An unusual black hole
Begelman explained that AGNs are borne out of some of the most extreme
physics in the known universe.
These monsters arise when supermassive black holes begin to pull in huge
amounts of gas from the galaxies around them. Like water circling a drain,
that material will spin faster and faster the closer it gets to the black
hole—forming a bright "accretion disk" that generates intense and varied
radiation that scientists can view from billions of light-years away.
Those accretion disks also give rise to a curious feature: They generate
strong magnetic fields that wrap around the central black hole and, like
Earth's own magnetic field, point in a distinct direction, such as north or
south.
"There's increasingly evidence from the Event Horizon Telescope and other
observations that magnetic fields might play a key role in influencing how
gas falls onto black holes," said Dexter, assistant professor in APS.

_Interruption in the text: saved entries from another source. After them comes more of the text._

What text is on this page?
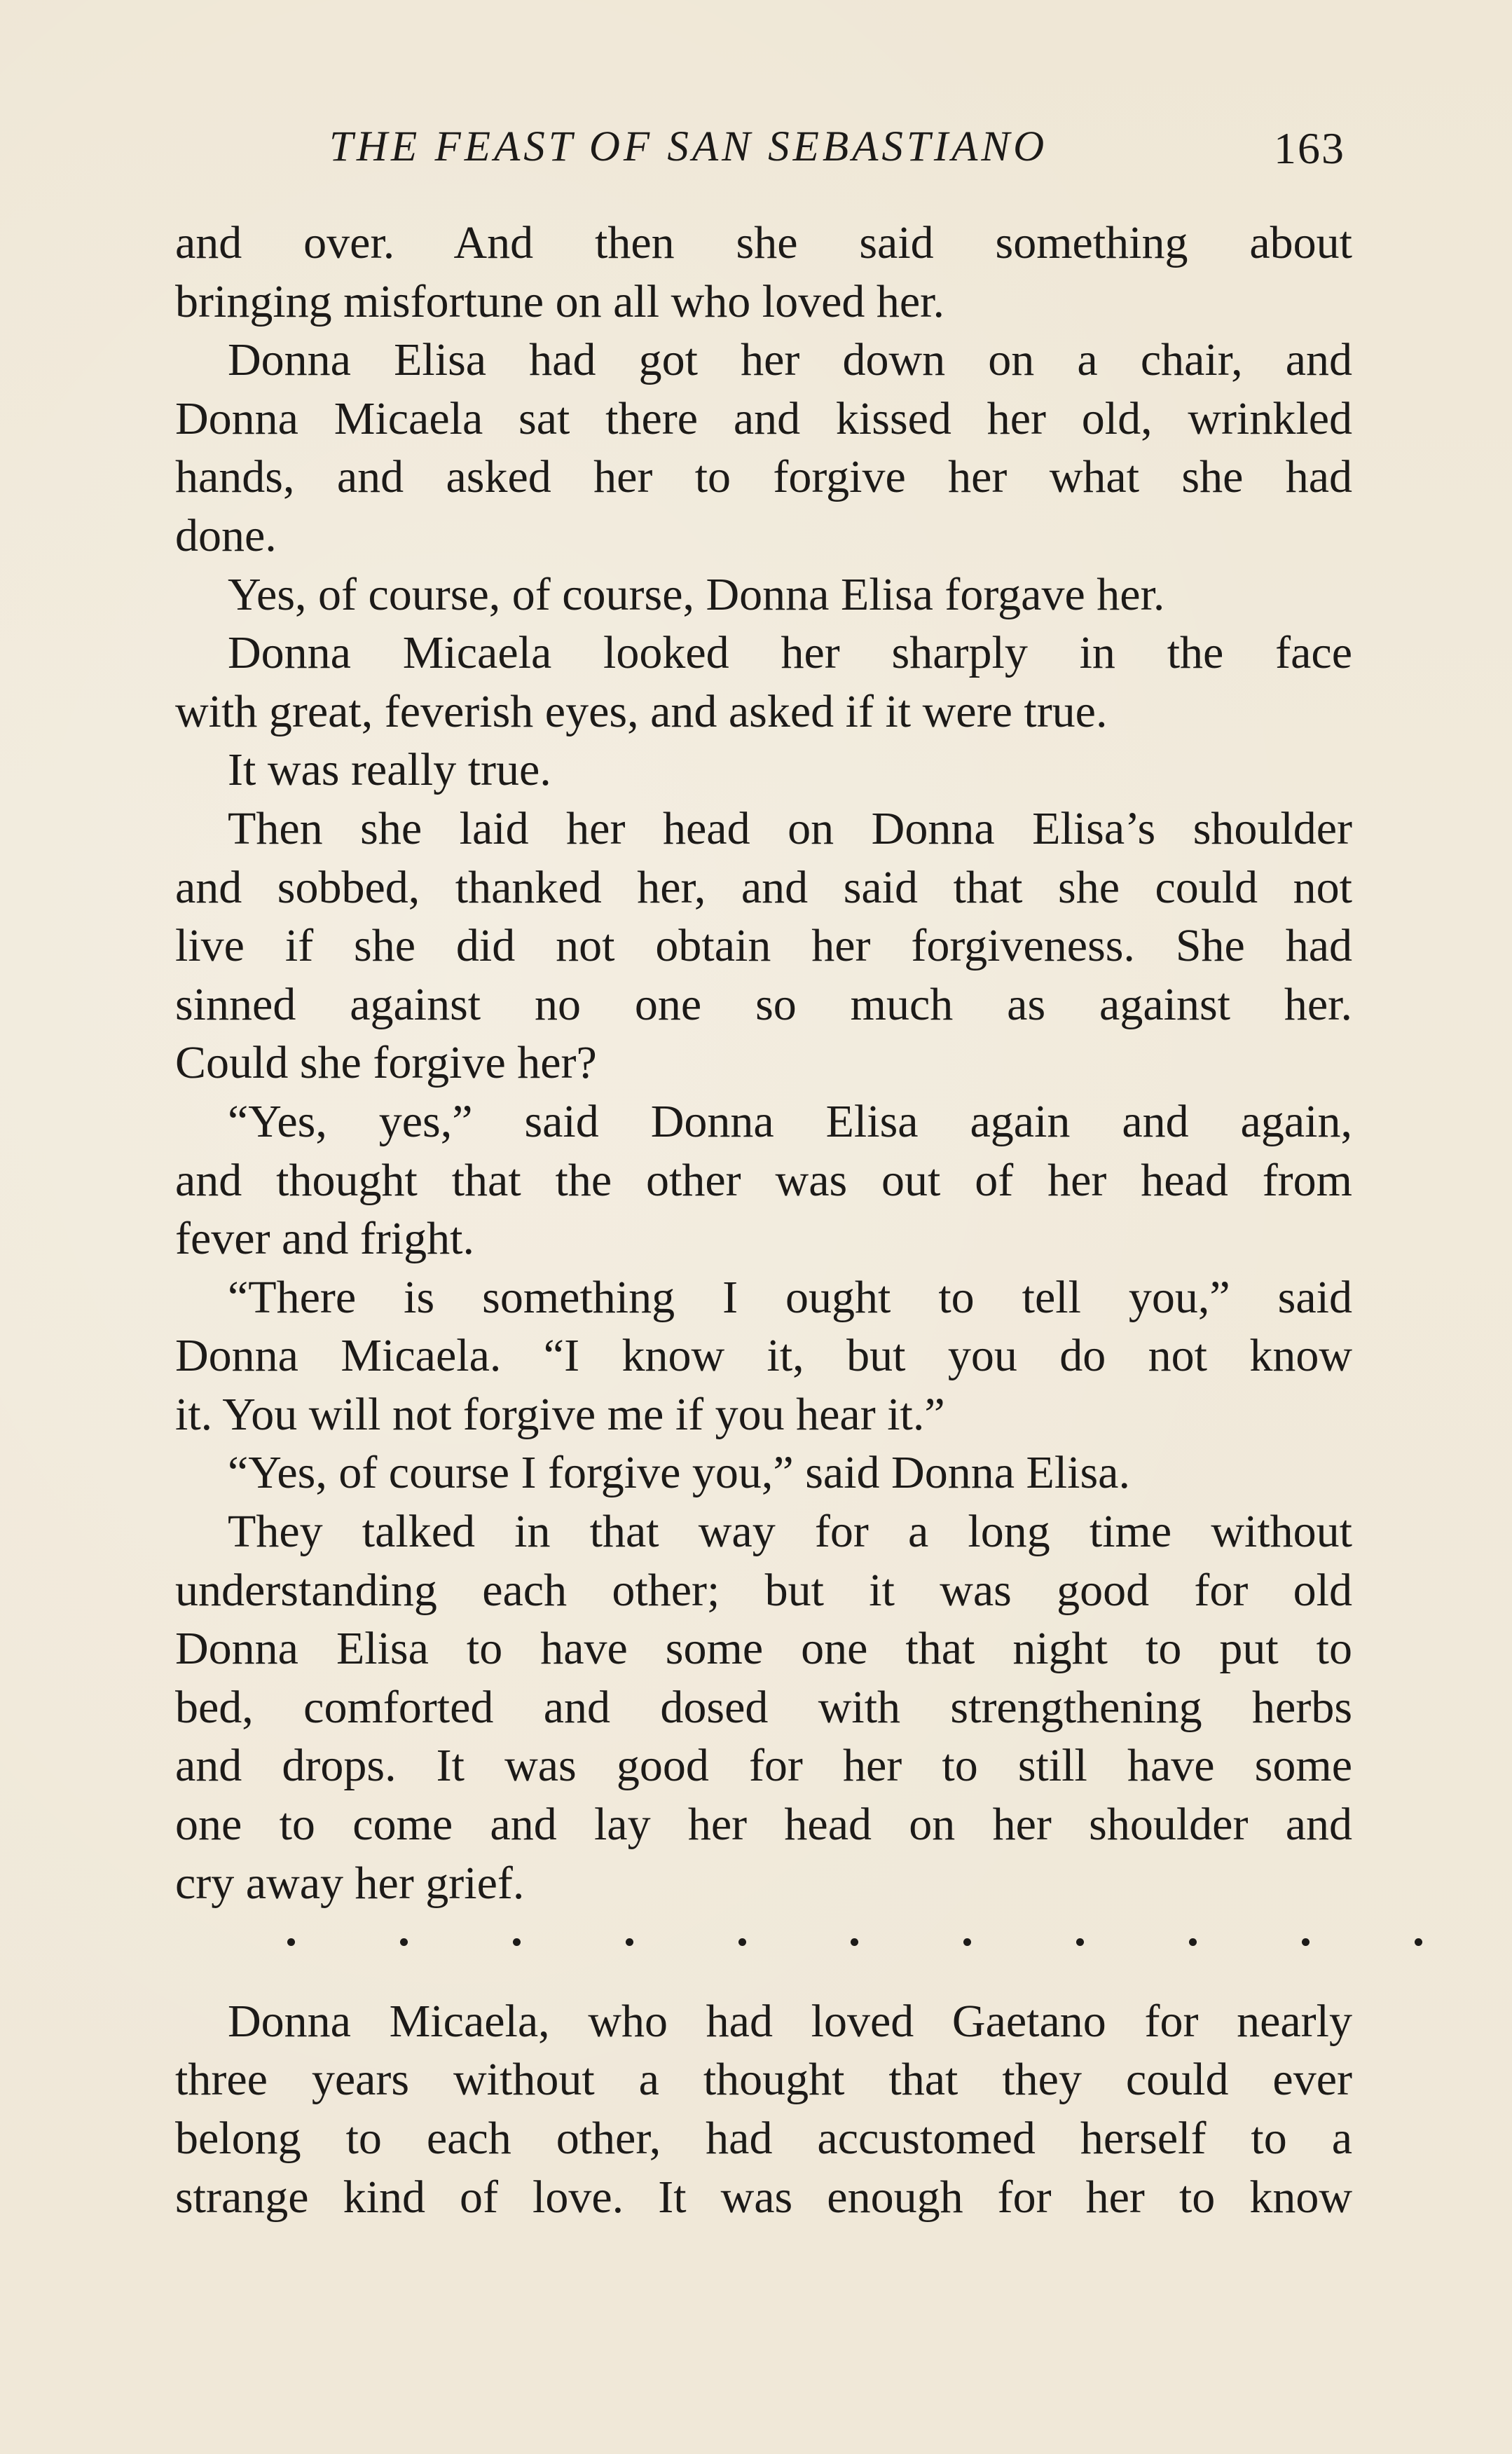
THE FEAST OF SAN SEBASTIANO	163
and over. And then she said something about
bringing misfortune on all who loved her.
Donna Elisa had got her down on a chair, and
Donna Micaela sat there and kissed her old, wrinkled
hands, and asked her to forgive her what she had
done.
Yes, of course, of course, Donna Elisa forgave her.
Donna Micaela looked her sharply in the face
with great, feverish eyes, and asked if it were true.
It was really true.
Then she laid her head on Donna Elisa’s shoulder
and sobbed, thanked her, and said that she could not
live if she did not obtain her forgiveness. She had
sinned against no one so much as against her.
Could she forgive her?
“Yes, yes,” said Donna Elisa again and again,
and thought that the other was out of her head from
fever and fright.
“There is something I ought to tell you,” said
Donna Micaela. “I know it, but you do not know
it. You will not forgive me if you hear it.”
“Yes, of course I forgive you,” said Donna Elisa.
They talked in that way for a long time without
understanding each other; but it was good for old
Donna Elisa to have some one that night to put to
bed, comforted and dosed with strengthening herbs
and drops. It was good for her to still have some
one to come and lay her head on her shoulder and
cry away her grief.
Donna Micaela, who had loved Gaetano for nearly
three years without a thought that they could ever
belong to each other, had accustomed herself to a
strange kind of love. It was enough for her to know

Which could also influence how bright an AGN, like the one at the heart of
1ES 1927+654, looks through telescopes.
By May 2018, this object's surge in energy had reached a peak, ejecting more
visible light but also many times more ultraviolet radiation than usual.
Around the same time, the AGN's emissions of X-ray radiation began to dim.

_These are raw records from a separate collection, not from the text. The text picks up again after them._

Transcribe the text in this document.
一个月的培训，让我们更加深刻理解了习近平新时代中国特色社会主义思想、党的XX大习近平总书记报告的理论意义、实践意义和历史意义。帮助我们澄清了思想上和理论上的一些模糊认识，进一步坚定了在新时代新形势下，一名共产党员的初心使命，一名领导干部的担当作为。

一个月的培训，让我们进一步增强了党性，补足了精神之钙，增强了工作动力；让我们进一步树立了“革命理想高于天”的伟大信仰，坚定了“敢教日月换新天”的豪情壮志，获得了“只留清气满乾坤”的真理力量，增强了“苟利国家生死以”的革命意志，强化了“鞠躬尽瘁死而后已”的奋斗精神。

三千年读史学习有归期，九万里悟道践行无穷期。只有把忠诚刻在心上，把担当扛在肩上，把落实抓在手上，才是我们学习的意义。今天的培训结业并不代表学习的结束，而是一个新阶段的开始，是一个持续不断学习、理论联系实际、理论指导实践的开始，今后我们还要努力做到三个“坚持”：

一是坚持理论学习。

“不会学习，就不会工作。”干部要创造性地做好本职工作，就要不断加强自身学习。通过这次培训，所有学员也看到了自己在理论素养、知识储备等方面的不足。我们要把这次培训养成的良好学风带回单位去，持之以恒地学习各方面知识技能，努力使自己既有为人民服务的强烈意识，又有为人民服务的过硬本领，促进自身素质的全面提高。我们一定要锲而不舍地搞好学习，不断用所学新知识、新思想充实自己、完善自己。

"Normally, if the ultraviolet rises, your X-rays will also rise," Scepi
said. "But here, the ultraviolet rose, while the X-ray decreased by a lot.
That's very unusual."
Turning on its head
Researchers at JILA proposed a possible answer for that unusual behavior in
a paper published last year.
Begelman explained that these features are constantly pulling in gas from
outside space, and some of that gas also carries magnetic fields. If the AGN
pulls in magnetic fields that point in an opposite direction to its own—they
point south, say, instead north—then its own field will weaken. It's a bit
like how a tug-of-war team tugging on a rope in one direction can nullify
the efforts of their opponents pulling the other way.

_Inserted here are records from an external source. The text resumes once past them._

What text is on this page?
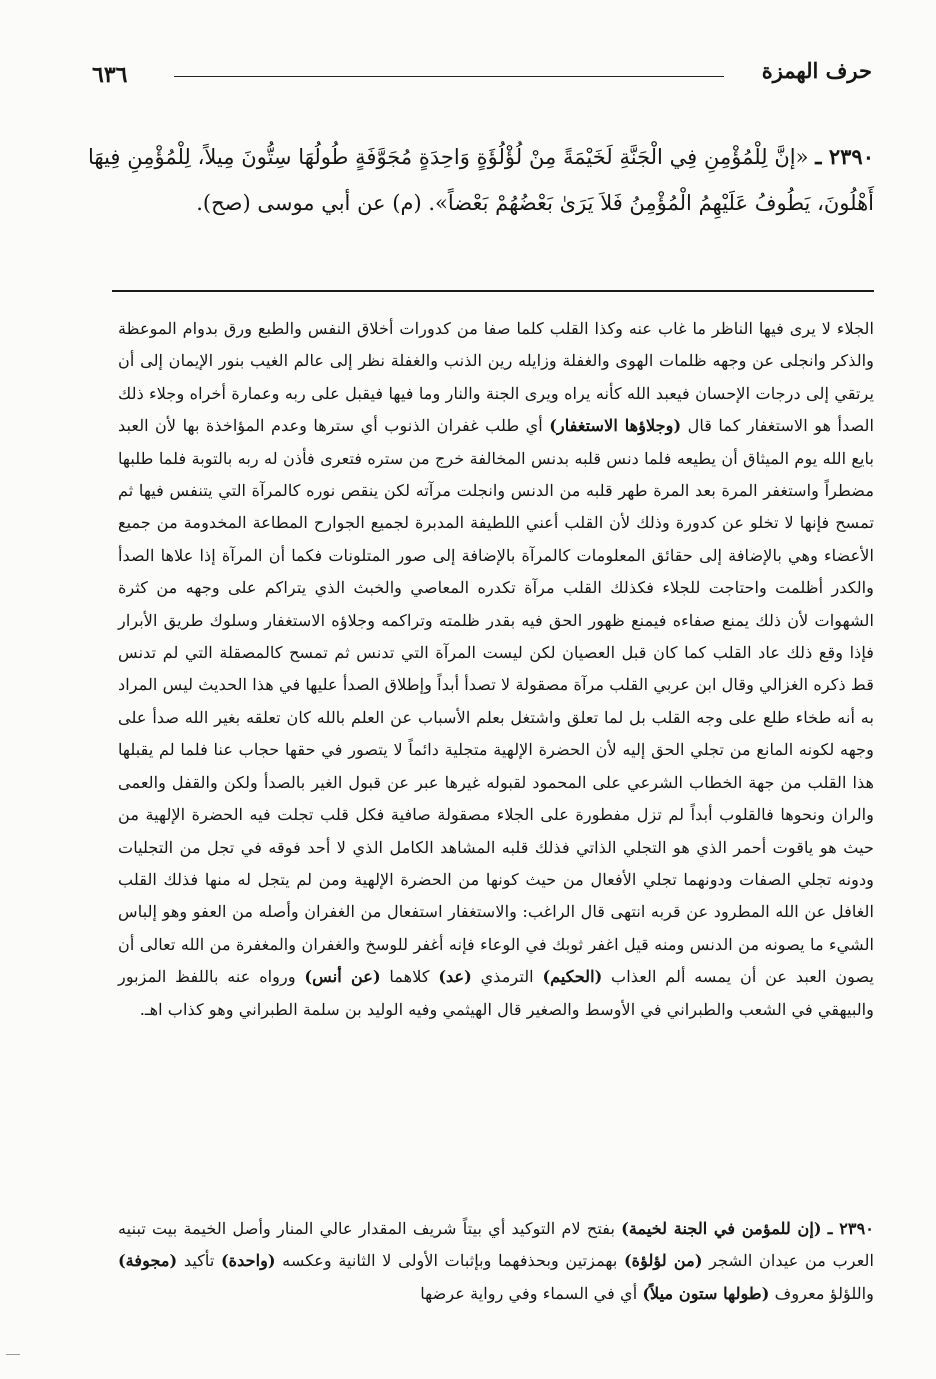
حرف الهمزة
٦٣٦
٢٣٩٠ ـ «إنَّ لِلْمُؤْمِنِ فِي الْجَنَّةِ لَخَيْمَةً مِنْ لُؤْلُؤَةٍ وَاحِدَةٍ مُجَوَّفَةٍ طُولُهَا سِتُّونَ مِيلاً، لِلْمُؤْمِنِ فِيهَا أَهْلُونَ، يَطُوفُ عَلَيْهِمُ الْمُؤْمِنُ فَلاَ يَرَىٰ بَعْضُهُمْ بَعْضاً». (م) عن أبي موسى (صح).
الجلاء لا يرى فيها الناظر ما غاب عنه وكذا القلب كلما صفا من كدورات أخلاق النفس والطبع ورق بدوام الموعظة والذكر وانجلى عن وجهه ظلمات الهوى والغفلة وزايله رين الذنب والغفلة نظر إلى عالم الغيب بنور الإيمان إلى أن يرتقي إلى درجات الإحسان فيعبد الله كأنه يراه ويرى الجنة والنار وما فيها فيقبل على ربه وعمارة أخراه وجلاء ذلك الصدأ هو الاستغفار كما قال (وجلاؤها الاستغفار) أي طلب غفران الذنوب أي سترها وعدم المؤاخذة بها لأن العبد بايع الله يوم الميثاق أن يطيعه فلما دنس قلبه بدنس المخالفة خرج من ستره فتعرى فأذن له ربه بالتوبة فلما طلبها مضطراً واستغفر المرة بعد المرة طهر قلبه من الدنس وانجلت مرآته لكن ينقص نوره كالمرآة التي يتنفس فيها ثم تمسح فإنها لا تخلو عن كدورة وذلك لأن القلب أعني اللطيفة المدبرة لجميع الجوارح المطاعة المخدومة من جميع الأعضاء وهي بالإضافة إلى حقائق المعلومات كالمرآة بالإضافة إلى صور المتلونات فكما أن المرآة إذا علاها الصدأ والكدر أظلمت واحتاجت للجلاء فكذلك القلب مرآة تكدره المعاصي والخبث الذي يتراكم على وجهه من كثرة الشهوات لأن ذلك يمنع صفاءه فيمنع ظهور الحق فيه بقدر ظلمته وتراكمه وجلاؤه الاستغفار وسلوك طريق الأبرار فإذا وقع ذلك عاد القلب كما كان قبل العصيان لكن ليست المرآة التي تدنس ثم تمسح كالمصقلة التي لم تدنس قط ذكره الغزالي وقال ابن عربي القلب مرآة مصقولة لا تصدأ أبداً وإطلاق الصدأ عليها في هذا الحديث ليس المراد به أنه طخاء طلع على وجه القلب بل لما تعلق واشتغل بعلم الأسباب عن العلم بالله كان تعلقه بغير الله صدأ على وجهه لكونه المانع من تجلي الحق إليه لأن الحضرة الإلهية متجلية دائماً لا يتصور في حقها حجاب عنا فلما لم يقبلها هذا القلب من جهة الخطاب الشرعي على المحمود لقبوله غيرها عبر عن قبول الغير بالصدأ ولكن والقفل والعمى والران ونحوها فالقلوب أبداً لم تزل مفطورة على الجلاء مصقولة صافية فكل قلب تجلت فيه الحضرة الإلهية من حيث هو ياقوت أحمر الذي هو التجلي الذاتي فذلك قلبه المشاهد الكامل الذي لا أحد فوقه في تجل من التجليات ودونه تجلي الصفات ودونهما تجلي الأفعال من حيث كونها من الحضرة الإلهية ومن لم يتجل له منها فذلك القلب الغافل عن الله المطرود عن قربه انتهى قال الراغب: والاستغفار استفعال من الغفران وأصله من العفو وهو إلباس الشيء ما يصونه من الدنس ومنه قيل اغفر ثوبك في الوعاء فإنه أغفر للوسخ والغفران والمغفرة من الله تعالى أن يصون العبد عن أن يمسه ألم العذاب (الحكيم) الترمذي (عد) كلاهما (عن أنس) ورواه عنه باللفظ المزبور والبيهقي في الشعب والطبراني في الأوسط والصغير قال الهيثمي وفيه الوليد بن سلمة الطبراني وهو كذاب اهـ.
٢٣٩٠ ـ (إن للمؤمن في الجنة لخيمة) بفتح لام التوكيد أي بيتاً شريف المقدار عالي المنار وأصل الخيمة بيت تبنيه العرب من عيدان الشجر (من لؤلؤة) بهمزتين وبحذفهما وبإثبات الأولى لا الثانية وعكسه (واحدة) تأكيد (مجوفة) واللؤلؤ معروف (طولها ستون ميلاً) أي في السماء وفي رواية عرضها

With this AGN, the JILA team theorized, the black hole's magnetic field got
so weak that it flipped upside down.
"You're basically wiping out the magnetic field entirely," Begelman said.
In the new study, researchers led by NASA set out to collect as many
observations as they could of 1ES 1927+654.
The disconnect between ultraviolet and X-ray radiation turned out to be the
smoking gun. Astrophysicists suspect that a weakening magnetic field would
cause just such a change in the physics of an AGN—shifting the black hole's
accretion disk so that it ejected more ultraviolet and visible light and,
paradoxically, less X-ray radiation. No other theory could explain what the
researchers were seeing.
The AGN itself quieted down and returned to normal by summer 2021. But Scepi
and Begelman view the event as a natural experiment—a way of probing close
to the black hole to learn more about how these objects fuel bright beams of
radiation. That information, in turn, may help scientists know exactly what
kinds of signals they should look for to find more weird AGNs in the night
sky.
"Maybe there are some similar events that have already been observed—we just
don't know about them yet," Scepi said.
Reference:
ibasish Laha et al: "A radio, optical, UV and X-ray view of the enigmatic
changing look Active Galactic Nucleus 1ES 1927+654 from its pre- to
post-flare states", The Astrophysical Journal, 2022 May. arXiv:
arxiv.org/abs/2203.07446
Nicolas Scepi et al, Magnetic flux inversion in a peculiar changing look
AGN, Monthly Notices of the Royal Astronomical Society: Letters (2021).